Mit Pressesprecher Olaf Markhoff und mit Cristian Möhring, der für den Onlinehandel zuständig ist, führte er ein Gespräch über umweltbewusste Produktion und ökologisch hergestellte Artikel des Unternehmens. Das Ziel, high-tec mit Nachhaltigkeit zu verbinden, bewertet der Grünen-Abgeordnete positiv. Neu auf dem Markt ist ein Laufschuh, dessen Obermaterial aus Garnen und Gewebe ressourcenschonend hergestellt wird und keine herkömmlichen Verschnitte hinterlässt, die zu viel Abfall führen. In der Produktpalette finden sich außerdem Trikots und Sportanzüge, die aus recycelten PET-Flaschen hergestellt werden.

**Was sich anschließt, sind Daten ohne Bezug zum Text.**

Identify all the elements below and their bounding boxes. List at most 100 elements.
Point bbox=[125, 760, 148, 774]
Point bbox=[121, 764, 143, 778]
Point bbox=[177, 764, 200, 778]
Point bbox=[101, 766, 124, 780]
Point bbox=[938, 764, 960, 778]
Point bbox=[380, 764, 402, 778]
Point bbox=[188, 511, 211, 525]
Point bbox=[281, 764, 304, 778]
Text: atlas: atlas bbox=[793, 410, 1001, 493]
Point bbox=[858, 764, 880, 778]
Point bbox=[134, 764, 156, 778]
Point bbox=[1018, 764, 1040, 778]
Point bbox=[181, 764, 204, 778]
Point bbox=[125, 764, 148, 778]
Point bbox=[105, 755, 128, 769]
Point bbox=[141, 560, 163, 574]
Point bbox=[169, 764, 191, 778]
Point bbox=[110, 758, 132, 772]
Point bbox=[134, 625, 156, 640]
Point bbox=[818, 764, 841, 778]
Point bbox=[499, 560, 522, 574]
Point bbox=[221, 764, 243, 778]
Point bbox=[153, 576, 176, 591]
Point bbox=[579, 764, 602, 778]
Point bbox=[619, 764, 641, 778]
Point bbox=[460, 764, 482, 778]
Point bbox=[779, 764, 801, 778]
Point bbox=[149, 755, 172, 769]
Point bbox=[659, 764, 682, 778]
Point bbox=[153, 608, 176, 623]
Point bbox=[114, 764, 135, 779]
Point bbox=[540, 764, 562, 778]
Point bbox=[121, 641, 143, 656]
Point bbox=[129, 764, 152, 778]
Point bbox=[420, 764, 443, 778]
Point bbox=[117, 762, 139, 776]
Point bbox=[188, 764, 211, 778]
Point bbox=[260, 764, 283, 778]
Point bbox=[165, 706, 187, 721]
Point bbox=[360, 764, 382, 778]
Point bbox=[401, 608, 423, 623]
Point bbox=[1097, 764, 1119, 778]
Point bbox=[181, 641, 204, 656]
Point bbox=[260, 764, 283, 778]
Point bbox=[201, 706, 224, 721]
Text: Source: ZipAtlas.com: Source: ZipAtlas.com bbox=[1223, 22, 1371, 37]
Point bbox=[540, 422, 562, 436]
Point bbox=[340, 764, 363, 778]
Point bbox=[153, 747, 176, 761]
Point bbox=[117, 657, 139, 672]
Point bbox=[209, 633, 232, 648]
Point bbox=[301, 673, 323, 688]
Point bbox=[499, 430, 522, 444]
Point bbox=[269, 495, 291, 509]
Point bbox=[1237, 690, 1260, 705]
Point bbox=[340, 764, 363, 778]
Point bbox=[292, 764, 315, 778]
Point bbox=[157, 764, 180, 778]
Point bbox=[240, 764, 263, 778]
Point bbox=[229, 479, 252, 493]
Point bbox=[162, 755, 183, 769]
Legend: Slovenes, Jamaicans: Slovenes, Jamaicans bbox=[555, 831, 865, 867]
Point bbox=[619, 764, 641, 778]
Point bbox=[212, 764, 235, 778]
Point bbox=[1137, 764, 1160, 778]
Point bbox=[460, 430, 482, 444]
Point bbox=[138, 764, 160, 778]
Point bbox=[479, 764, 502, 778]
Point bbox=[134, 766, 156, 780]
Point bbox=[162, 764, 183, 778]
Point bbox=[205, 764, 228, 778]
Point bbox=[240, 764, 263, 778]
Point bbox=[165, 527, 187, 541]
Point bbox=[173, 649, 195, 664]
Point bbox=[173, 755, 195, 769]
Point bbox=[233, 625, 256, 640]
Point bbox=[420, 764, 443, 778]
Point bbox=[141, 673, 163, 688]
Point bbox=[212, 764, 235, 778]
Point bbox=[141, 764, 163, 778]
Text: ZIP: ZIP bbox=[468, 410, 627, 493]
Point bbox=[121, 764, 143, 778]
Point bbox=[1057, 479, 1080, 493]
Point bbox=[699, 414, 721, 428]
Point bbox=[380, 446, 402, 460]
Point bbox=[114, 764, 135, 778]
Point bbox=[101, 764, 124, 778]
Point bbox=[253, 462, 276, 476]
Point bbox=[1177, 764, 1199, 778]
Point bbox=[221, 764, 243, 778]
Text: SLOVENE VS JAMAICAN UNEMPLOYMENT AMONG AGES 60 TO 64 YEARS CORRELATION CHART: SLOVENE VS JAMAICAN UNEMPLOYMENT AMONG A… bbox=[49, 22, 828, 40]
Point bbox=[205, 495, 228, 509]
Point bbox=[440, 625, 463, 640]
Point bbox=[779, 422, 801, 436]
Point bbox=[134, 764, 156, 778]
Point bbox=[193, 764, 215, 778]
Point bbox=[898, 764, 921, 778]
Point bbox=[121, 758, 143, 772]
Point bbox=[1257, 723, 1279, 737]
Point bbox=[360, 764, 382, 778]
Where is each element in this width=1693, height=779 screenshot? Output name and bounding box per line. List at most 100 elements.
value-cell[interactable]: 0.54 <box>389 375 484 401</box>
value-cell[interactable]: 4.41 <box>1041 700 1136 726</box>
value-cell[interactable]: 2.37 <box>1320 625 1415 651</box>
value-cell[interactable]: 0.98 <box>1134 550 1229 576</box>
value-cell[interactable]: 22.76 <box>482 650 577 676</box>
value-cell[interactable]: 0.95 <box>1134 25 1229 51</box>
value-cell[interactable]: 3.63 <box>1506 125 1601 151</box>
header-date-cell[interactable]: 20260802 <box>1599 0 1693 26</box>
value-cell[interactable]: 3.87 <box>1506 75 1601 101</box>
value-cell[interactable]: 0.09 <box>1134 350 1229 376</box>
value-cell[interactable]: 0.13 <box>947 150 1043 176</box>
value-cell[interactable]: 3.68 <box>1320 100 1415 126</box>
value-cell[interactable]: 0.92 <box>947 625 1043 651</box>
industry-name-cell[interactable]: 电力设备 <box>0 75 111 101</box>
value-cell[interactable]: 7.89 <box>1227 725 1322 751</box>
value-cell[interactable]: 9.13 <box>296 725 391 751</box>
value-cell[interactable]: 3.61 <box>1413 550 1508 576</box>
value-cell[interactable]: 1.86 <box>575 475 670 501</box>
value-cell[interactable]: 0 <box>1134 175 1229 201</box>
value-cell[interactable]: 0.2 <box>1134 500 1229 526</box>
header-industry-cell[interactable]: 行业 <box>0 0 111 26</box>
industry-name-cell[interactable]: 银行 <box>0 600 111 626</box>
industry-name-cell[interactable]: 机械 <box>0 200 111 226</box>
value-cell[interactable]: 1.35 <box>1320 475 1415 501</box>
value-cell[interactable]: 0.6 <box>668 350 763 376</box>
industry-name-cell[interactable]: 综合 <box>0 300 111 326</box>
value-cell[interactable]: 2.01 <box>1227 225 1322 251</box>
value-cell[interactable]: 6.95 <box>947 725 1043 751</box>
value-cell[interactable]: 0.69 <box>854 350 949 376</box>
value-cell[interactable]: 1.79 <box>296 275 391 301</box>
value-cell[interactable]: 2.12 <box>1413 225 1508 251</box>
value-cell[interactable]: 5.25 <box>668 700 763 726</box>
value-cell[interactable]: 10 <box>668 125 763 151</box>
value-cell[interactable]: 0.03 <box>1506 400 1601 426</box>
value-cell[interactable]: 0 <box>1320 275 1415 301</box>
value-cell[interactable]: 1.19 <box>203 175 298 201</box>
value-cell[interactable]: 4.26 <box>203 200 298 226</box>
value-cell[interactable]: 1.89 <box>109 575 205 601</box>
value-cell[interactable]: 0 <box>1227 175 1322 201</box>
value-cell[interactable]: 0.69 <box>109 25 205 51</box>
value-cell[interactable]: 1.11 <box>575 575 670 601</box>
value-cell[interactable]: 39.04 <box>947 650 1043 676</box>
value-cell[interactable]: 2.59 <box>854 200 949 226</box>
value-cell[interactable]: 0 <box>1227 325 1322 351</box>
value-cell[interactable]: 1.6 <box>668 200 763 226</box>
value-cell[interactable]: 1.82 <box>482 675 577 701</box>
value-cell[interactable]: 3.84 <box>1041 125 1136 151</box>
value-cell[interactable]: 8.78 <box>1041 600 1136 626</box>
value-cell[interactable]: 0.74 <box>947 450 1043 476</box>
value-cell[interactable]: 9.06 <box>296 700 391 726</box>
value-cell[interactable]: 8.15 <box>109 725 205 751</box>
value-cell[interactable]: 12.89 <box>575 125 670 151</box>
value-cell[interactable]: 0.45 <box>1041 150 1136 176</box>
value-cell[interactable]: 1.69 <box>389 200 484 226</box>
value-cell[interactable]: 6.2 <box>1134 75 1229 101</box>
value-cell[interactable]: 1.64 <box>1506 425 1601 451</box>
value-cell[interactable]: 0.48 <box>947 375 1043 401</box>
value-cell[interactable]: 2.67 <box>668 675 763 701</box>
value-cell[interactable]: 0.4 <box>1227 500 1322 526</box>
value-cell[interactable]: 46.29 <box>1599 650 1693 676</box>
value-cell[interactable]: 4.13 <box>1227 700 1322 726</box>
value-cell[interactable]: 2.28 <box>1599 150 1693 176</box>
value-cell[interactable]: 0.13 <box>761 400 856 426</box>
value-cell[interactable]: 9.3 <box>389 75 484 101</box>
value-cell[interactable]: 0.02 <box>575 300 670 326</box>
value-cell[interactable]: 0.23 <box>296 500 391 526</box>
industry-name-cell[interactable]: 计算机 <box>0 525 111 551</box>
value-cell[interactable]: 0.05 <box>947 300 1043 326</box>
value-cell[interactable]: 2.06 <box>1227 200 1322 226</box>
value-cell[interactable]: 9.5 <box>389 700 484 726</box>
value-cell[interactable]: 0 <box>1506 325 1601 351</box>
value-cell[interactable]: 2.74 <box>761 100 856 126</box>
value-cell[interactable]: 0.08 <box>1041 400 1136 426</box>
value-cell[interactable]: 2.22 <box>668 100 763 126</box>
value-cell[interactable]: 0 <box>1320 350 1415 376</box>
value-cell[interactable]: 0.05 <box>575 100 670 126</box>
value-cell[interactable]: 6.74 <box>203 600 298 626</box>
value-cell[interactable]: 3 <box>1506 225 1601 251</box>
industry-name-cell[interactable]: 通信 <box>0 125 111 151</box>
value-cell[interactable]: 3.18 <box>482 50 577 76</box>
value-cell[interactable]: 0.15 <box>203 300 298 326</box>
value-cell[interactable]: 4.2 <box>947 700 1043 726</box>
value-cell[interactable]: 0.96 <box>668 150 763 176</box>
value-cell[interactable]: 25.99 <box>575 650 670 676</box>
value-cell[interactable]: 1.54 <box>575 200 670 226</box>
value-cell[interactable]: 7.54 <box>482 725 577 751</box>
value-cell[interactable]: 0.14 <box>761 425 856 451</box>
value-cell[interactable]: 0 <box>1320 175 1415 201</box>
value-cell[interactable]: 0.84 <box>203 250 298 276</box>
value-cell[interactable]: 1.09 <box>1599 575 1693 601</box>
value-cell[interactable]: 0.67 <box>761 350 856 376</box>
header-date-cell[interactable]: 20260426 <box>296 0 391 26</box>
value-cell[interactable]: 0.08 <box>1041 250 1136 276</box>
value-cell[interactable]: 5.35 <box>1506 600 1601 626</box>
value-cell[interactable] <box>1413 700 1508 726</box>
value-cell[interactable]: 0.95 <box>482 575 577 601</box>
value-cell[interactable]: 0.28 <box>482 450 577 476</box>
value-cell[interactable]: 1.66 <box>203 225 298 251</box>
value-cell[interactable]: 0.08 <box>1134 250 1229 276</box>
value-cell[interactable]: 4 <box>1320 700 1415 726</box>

„Innovative Herstellungsmethoden, die Ressourcen schonen und recyceltes und ökologisches Material verwenden sind ein guter Anfang. Da insbesondere Sportschuhe eine relativ kurze Tragezeit haben, kann ich mir ein System vorstellen, welches diese wieder in den Kreislauf zurückführt. Eine Pfandabgabe beim Kauf in Höhe von 10 Euro kann eine Möglichkeit sein, um Konsumenten dazu zu bewegen den Schuh nach der Nutzung dem Unternehmen wieder zurückzuführen.“, so Mack.

1 Comment

  • Kaya

    Häufig sind die Produkte, die aus Recyclingmaterialien wie PET-Flaschen hergestellt wurden aber nur eine kleine Nische, das muss weiter ausgebaut werden. Ein Pfandsystem ist ein guter Ansatz. Ein anderer wäre der, die Schuhe von vorneherein
    so zu produzieren, dass sie am Ende der Nutzungszeit biologisch abbaubar wären. Das ist jetzt bei Schuhen vielleicht noch nicht möglich, bei reinen Textilien wie beispielsweise T-Shirts schon. Diese Konsistenzstrategie (oder Cradle-to-Cradle Konzept) ist als Baustein für Zukünftige Industrieprozesse unerlässlich.
    Hast du schonmal das deutsche Unternehmen Trigema untersucht? Die haben bspw. ein Shirt entwickelt, was kompostierbar ist. Außerdem produzieren sie nur in D!
    Puma hat auch ziemlich gute Sustainability-Ansätze: Sie versuchen zum Beispiel die kompletten externen Umwelteffekte die durch die Produktion entstehen zu bewerten!